Certes, le défi auquel nous sommes confrontés est de taille, car en plus de nos économies à l’arrêt, la pandémie du coronavirus a offert à certaines chancelleries occidentales matière à réactiver un afro-pessimisme que l’on croyait d’un autre âge. Dans les scenarii qui y sont élaborés, le visage de l’Afrique est celui d’un continent vulnérable, où les morts pourraient se compter non pas en milliers mais en millions d’individus. Il nous faut affirmer que ce scénario n’a rien d’une fatalité historique à laquelle le continent ne saurait échapper. Il en dit plus sur ses auteurs que sur la réalité d’un continent africain, dont nul ne saurait préempter l’avenir et l’assombrir par principe. Il est temps de se rappeler que les périodes de basculement du monde ont toujours engendré un renouvellement paradigmatique, culturel et parfois civilisationnel pour ceux qui embrassent les exigences du changement. Il nous faut donc faire face aux défis qui se profilent et engager résolument les combats nécessaires.

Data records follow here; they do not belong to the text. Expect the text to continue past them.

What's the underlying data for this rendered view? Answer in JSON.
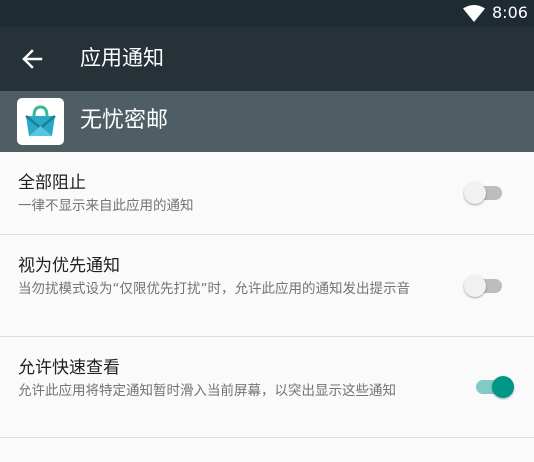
{
  "status_bar": {
    "time": "8:06",
    "icons": [
      "wifi-icon"
    ]
  },
  "app_bar": {
    "title": "应用通知",
    "back_icon": "arrow-left-icon"
  },
  "app_header": {
    "app_name": "无忧密邮",
    "app_icon": "mail-bag-icon"
  },
  "settings": [
    {
      "title": "全部阻止",
      "summary": "一律不显示来自此应用的通知",
      "enabled": false
    },
    {
      "title": "视为优先通知",
      "summary": "当勿扰模式设为“仅限优先打扰”时，允许此应用的通知发出提示音",
      "enabled": false
    },
    {
      "title": "允许快速查看",
      "summary": "允许此应用将特定通知暂时滑入当前屏幕，以突出显示这些通知",
      "enabled": true
    }
  ],
  "colors": {
    "status_bar": "#1f2b32",
    "app_bar": "#263238",
    "app_header": "#4f5e65",
    "accent": "#009688",
    "background": "#fafafa"
  }
}
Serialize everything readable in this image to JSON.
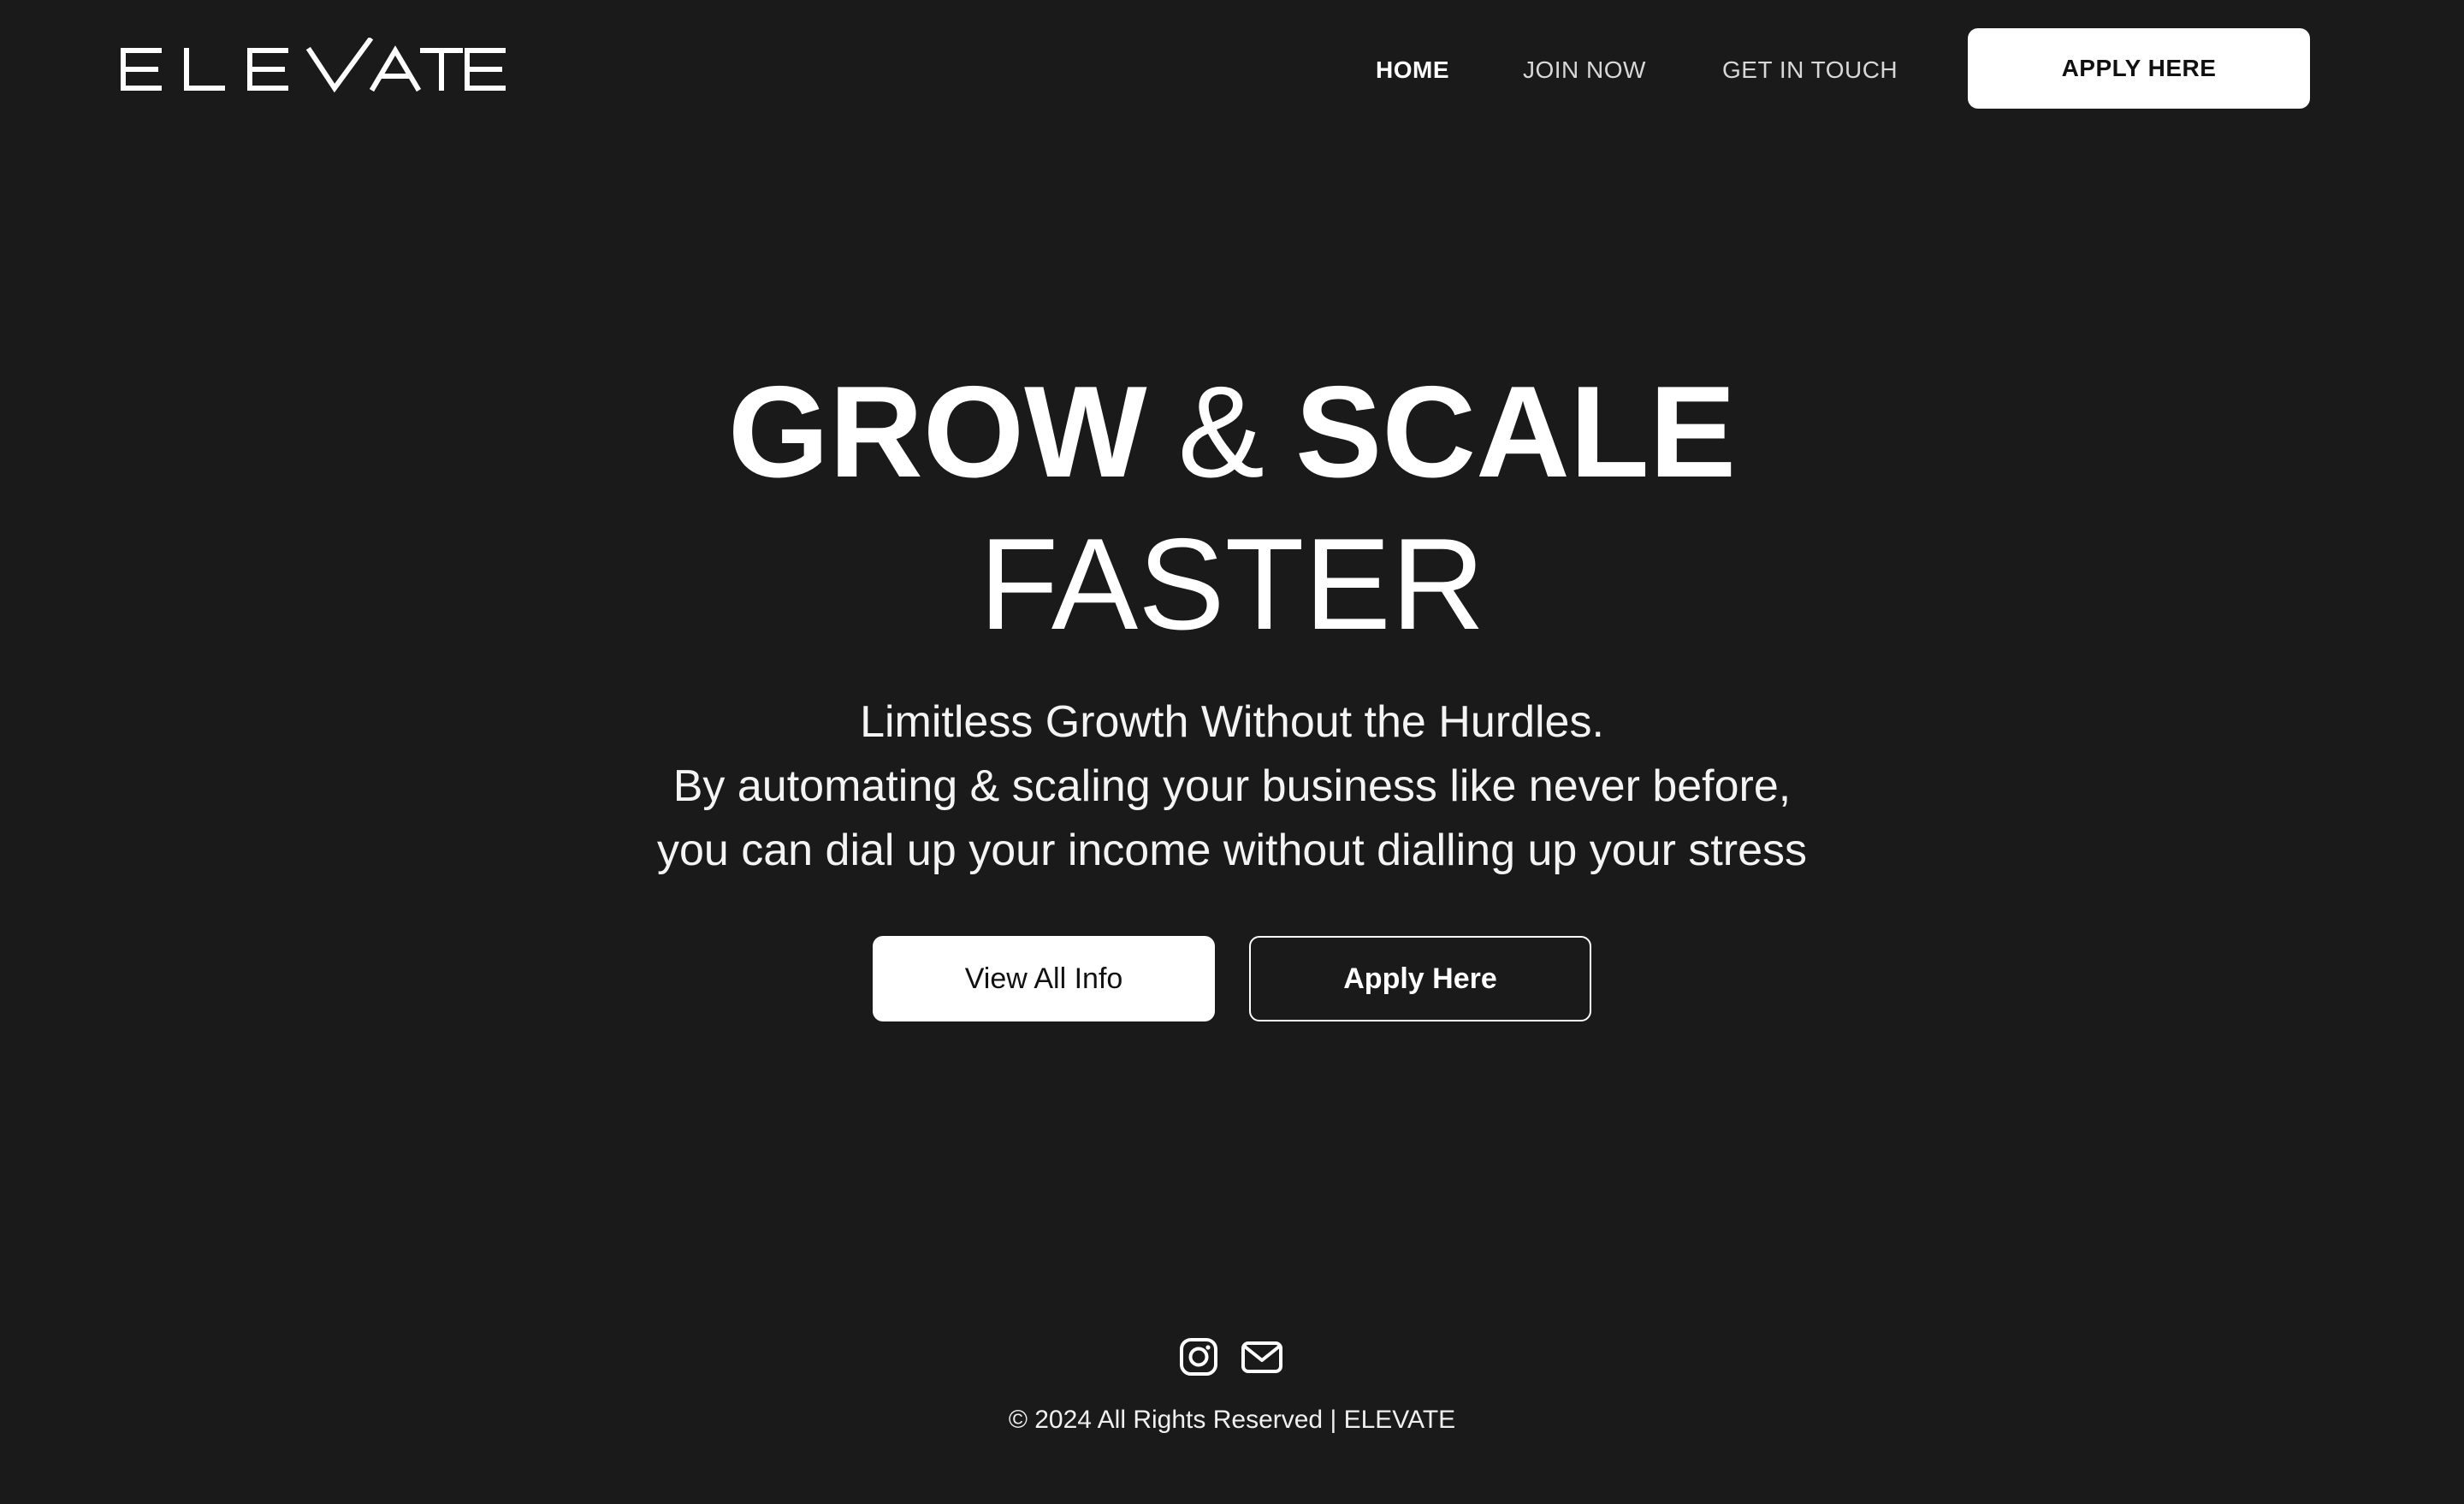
{
  "brand": {
    "logo_text": "ELEVATE"
  },
  "nav": {
    "items": [
      {
        "label": "HOME",
        "active": true
      },
      {
        "label": "JOIN NOW",
        "active": false
      },
      {
        "label": "GET IN TOUCH",
        "active": false
      }
    ],
    "cta_label": "APPLY HERE"
  },
  "hero": {
    "title_word1": "GROW",
    "title_amp": "&",
    "title_word2": "SCALE",
    "title_line2": "FASTER",
    "subtitle_lines": [
      "Limitless Growth Without the Hurdles.",
      "By automating & scaling your business like never before,",
      "you can dial up your income without dialling up your stress"
    ],
    "primary_button": "View All Info",
    "secondary_button": "Apply Here"
  },
  "footer": {
    "social_icons": [
      "instagram-icon",
      "mail-icon"
    ],
    "copyright": "© 2024 All Rights Reserved | ELEVATE"
  },
  "colors": {
    "background": "#1a1a1a",
    "text": "#ffffff",
    "button_fill": "#ffffff",
    "button_text": "#111111"
  }
}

Nous en appelons à tous les intellectuels africains, aux chercheurs de toutes les disciplines, aux forces vives de nos pays, à rejoindre le combat contre la pandémie de Covid-19, nous éclairer de leurs réflexions, de leurs talents, nous enrichir des fruits de leurs recherches et tous de leurs propositions constructives. Il nous faut nous fixer un cap optimiste tout en ayant courageusement conscience des lacunes à combler. Une autre Afrique est possible tout comme l’est une autre humanité dans laquelle la compassion, l’empathie, l’équité et la solidarité définiraient les sociétés. Ce qui pouvait ressembler jusqu’ici à une utopie est entré dans l’espace des possibles. L’Histoire nous observe, qui nous condamnera si nous nous laissons aller à conjuguer notre avenir au passé.

Osons ne pas perdre confiance en l’avenir ou en nous-mêmes. Osons lutter ensemble contre la propagation de Covid-19 et osons vaincre ensemble le précariat mondial auquel donne naissance la pandémie éponyme. Oui, l’Afrique vaincra le coronavirus et ne s’effondrera pas.